Step 402, obtaining the running state information of the vehicles in the vehicle formation.
In this embodiment, the principles of steps 401 to 402 are similar to those of steps 201 to 202, and are not described herein again.
And step 403, acquiring the running environment information of the vehicles in the vehicle formation.
In this embodiment, the vehicles in the vehicle formation can also be provided with various acquisition devices, and the acquisition devices can be used for acquiring the running environment information of the vehicles. The above-mentioned acquisition means may include a radar sensor, a binocular camera, and the like. The driving environment information may include traffic light information, obstacle information, lane line information, and the like.
And step 404, determining a target vehicle from the vehicle formation according to the transportation demand information, the driving state information and the acquired driving environment information.
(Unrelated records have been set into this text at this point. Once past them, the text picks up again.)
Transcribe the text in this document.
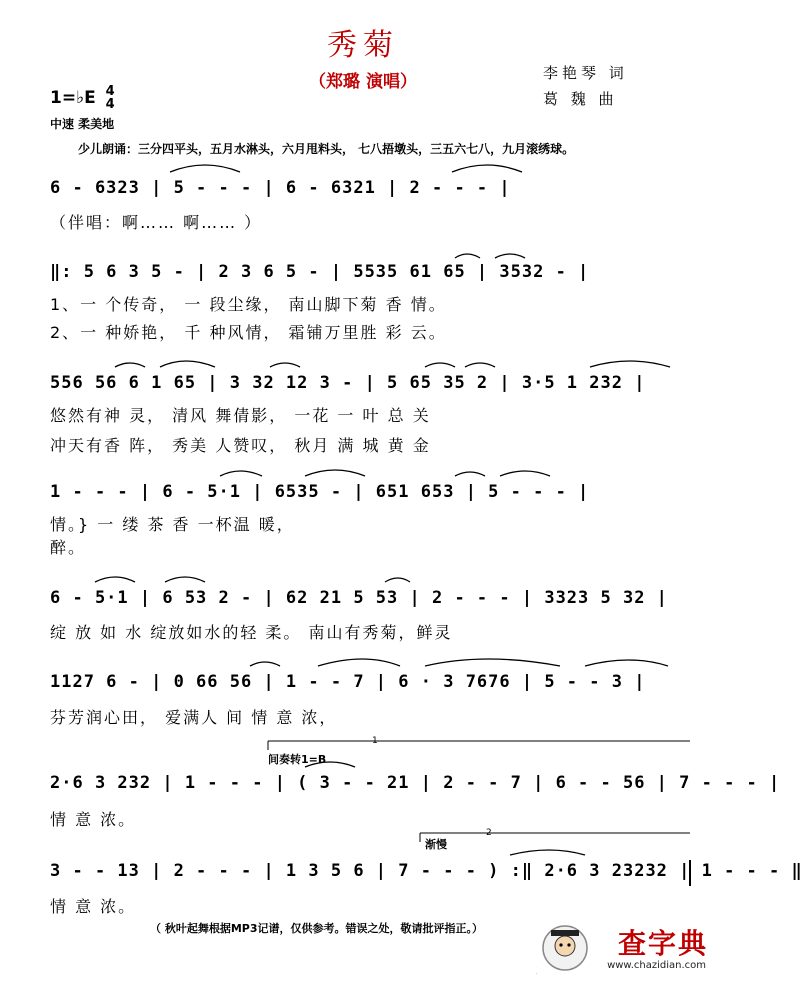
秀菊
（郑璐 演唱）	李艳琴 词
葛 魏 曲
1=♭E 4
4
中速 柔美地
少儿朗诵：三分四平头，五月水淋头，六月甩料头， 七八捂墩头，三五六七八，九月滚绣球。
6 - 6323 | 5 - - - | 6 - 6321 | 2 - - - |
（伴唱：啊…… 啊…… ）
‖: 5 6 3 5 - | 2 3 6 5 - | 5535 61 65 | 3532 - |
1、一 个传奇， 一 段尘缘， 南山脚下菊 香 情。
2、一 种娇艳， 千 种风情， 霜铺万里胜 彩 云。
556 56 6 1 65 | 3 32 12 3 - | 5 65 35 2 | 3·5 1 232 |
悠然有神 灵， 清风 舞倩影， 一花 一 叶 总 关
冲天有香 阵， 秀美 人赞叹， 秋月 满 城 黄 金
1 - - - | 6 - 5·1 | 6535 - | 651 653 | 5 - - - |
情。} 一 缕 茶 香 一杯温 暖，
醉。
6 - 5·1 | 6 53 2 - | 62 21 5 53 | 2 - - - | 3323 5 32 |
绽 放 如 水 绽放如水的轻 柔。 南山有秀菊，鲜灵
1127 6 - | 0 66 56 | 1 - - 7 | 6 · 3 7676 | 5 - - 3 |
芬芳润心田， 爱满人 间 情 意 浓，
间奏转1=B
1
2·6 3 232 | 1 - - - | ( 3 - - 21 | 2 - - 7 | 6 - - 56 | 7 - - - |
情 意 浓。
渐慢
2
3 - - 13 | 2 - - - | 1 3 5 6 | 7 - - - ) :‖ 2·6 3 23232 | 1 - - - ‖
情 意 浓。
（ 秋叶起舞根据MP3记谱，仅供参考。错误之处，敬请批评指正。）	查字典
www.chazidian.com
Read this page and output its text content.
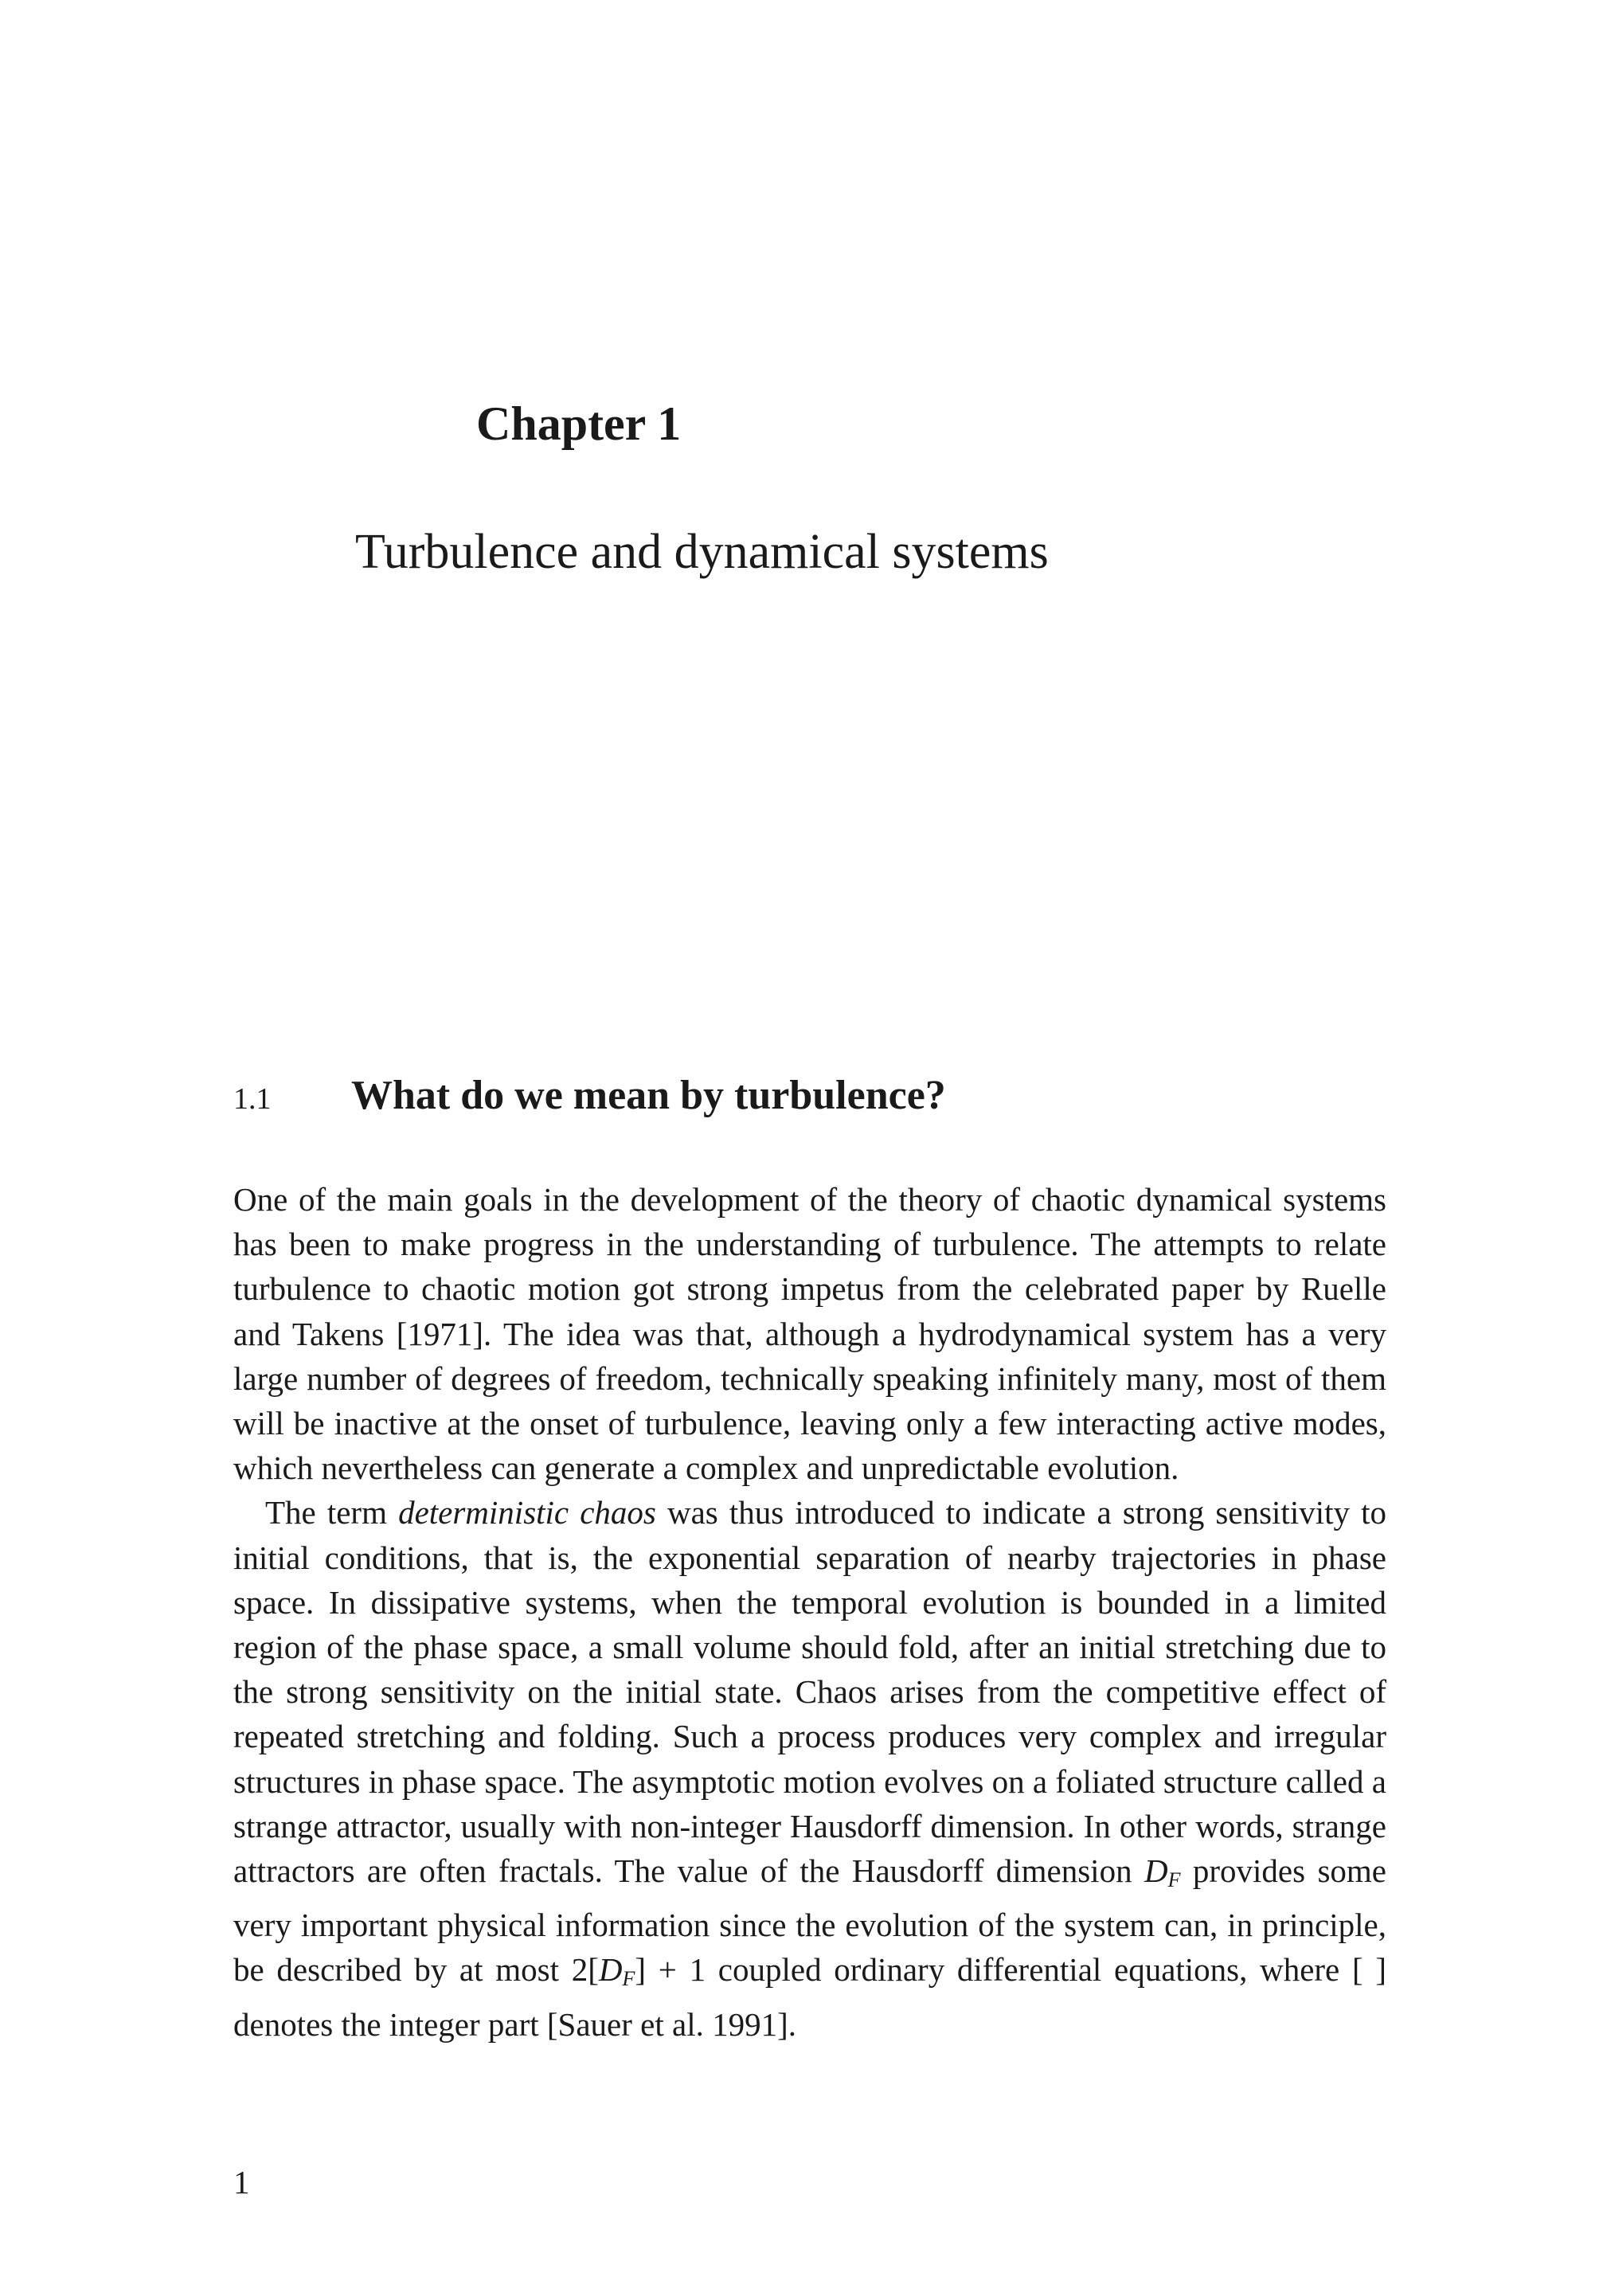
Chapter 1
Turbulence and dynamical systems
1.1 What do we mean by turbulence?

One of the main goals in the development of the theory of chaotic dynamical systems has been to make progress in the understanding of turbulence. The attempts to relate turbulence to chaotic motion got strong impetus from the celebrated paper by Ruelle and Takens [1971]. The idea was that, although a hydrodynamical system has a very large number of degrees of freedom, technically speaking infinitely many, most of them will be inactive at the onset of turbulence, leaving only a few interacting active modes, which nevertheless can generate a complex and unpredictable evolution.

The term deterministic chaos was thus introduced to indicate a strong sensitivity to initial conditions, that is, the exponential separation of nearby trajectories in phase space. In dissipative systems, when the temporal evolution is bounded in a limited region of the phase space, a small volume should fold, after an initial stretching due to the strong sensitivity on the initial state. Chaos arises from the competitive effect of repeated stretching and folding. Such a process produces very complex and irregular structures in phase space. The asymptotic motion evolves on a foliated structure called a strange attractor, usually with non-integer Hausdorff dimension. In other words, strange attractors are often fractals. The value of the Hausdorff dimension $D_F$ provides some very important physical information since the evolution of the system can, in principle, be described by at most $2[D_F] + 1$ coupled ordinary differential equations, where [ ] denotes the integer part [Sauer et al. 1991].

1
In this embodiment, the execution main body may determine the target vehicle from the vehicle formation according to the transportation demand information, the driving state information, and the driving environment information of each vehicle. Specifically, the execution subject may determine whether the current road segment of the vehicle is congested according to the driving environment information. Further, the execution subject may select a target vehicle from the vehicles on the road section that are not congested according to the transportation demand information and the driving state information. Alternatively, the execution subject may determine the congestion condition of each link based on the traveling environment information of each vehicle. And then, dividing the transportation route into a plurality of transportation subtasks according to the congestion condition of each road section and the transportation route included in the transportation demand information. And finally, determining a plurality of target vehicles corresponding to the transportation subtasks from the vehicle formation so that the plurality of target vehicles respectively execute the transportation subtasks.
And step 405, sending a scheduling instruction to the target vehicle so that the target vehicle executes the transportation task indicated by the transportation demand information according to the scheduling instruction.
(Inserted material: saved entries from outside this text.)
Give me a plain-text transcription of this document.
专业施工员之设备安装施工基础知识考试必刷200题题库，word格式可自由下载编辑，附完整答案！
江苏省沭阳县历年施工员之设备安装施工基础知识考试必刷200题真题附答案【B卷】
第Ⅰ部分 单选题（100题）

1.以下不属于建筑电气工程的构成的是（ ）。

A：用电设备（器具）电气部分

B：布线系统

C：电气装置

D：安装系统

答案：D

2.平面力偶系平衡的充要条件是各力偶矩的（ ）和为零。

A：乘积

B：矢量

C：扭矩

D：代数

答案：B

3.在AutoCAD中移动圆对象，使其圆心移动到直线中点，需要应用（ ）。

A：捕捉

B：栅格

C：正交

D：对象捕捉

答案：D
Finally, the executing agent may send the scheduling instructions to the target vehicle. And after receiving the dispatching instruction, the target vehicle can execute the transportation task indicated by the transportation demand information.
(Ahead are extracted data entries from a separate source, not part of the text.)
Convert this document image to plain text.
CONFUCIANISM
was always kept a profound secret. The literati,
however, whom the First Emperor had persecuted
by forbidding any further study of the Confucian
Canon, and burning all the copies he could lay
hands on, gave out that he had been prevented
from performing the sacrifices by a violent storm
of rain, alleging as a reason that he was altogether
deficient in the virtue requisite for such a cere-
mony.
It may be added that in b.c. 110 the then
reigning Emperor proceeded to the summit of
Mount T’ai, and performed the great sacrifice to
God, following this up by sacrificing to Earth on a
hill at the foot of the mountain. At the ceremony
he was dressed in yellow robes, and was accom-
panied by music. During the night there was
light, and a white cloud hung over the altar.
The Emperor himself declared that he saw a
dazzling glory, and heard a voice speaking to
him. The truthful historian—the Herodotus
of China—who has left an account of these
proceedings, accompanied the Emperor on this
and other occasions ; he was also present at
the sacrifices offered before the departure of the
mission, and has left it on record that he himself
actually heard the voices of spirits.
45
The method for controlling the vehicles provided by the above embodiments of the present application may send the scheduling command to the target vehicles in the vehicle formation in combination with the driving environment information of each vehicle, so as to schedule the vehicles more flexibly.
With further reference to fig. 5, as an implementation of the method shown in the above figures, the present application provides an embodiment of an apparatus for controlling a vehicle, which corresponds to the embodiment of the method shown in fig. 2, and which is particularly applicable in various electronic devices.
As shown in fig. 5, the apparatus 500 for controlling a vehicle of the present embodiment includes: a first acquisition unit 501, a second acquisition unit 502, a vehicle determination unit 503, and an instruction transmission unit 504.
A first obtaining unit 501 configured to obtain transportation requirement information.
A second obtaining unit 502 configured to obtain the driving state information of the vehicles in the formation of vehicles.
A vehicle determination unit 503 configured to determine a target vehicle from the vehicle fleet based on the transportation demand information and the driving state information.
An instruction sending unit 504 configured to send a scheduling instruction to the target vehicle to cause the target vehicle to execute the transportation task indicated by the transportation requirement information according to the scheduling instruction.
In some optional implementations of this embodiment, the first obtaining unit 501 may further include a quantity determining module and a requirement determining module that are not shown in fig. 5.
The quantity determining module is configured to obtain the quantity of the objects to be transported of each station in the driving route corresponding to the vehicles in the vehicle formation.
And the demand determining module is configured to determine the transportation demand information according to the acquired number of the objects to be transported.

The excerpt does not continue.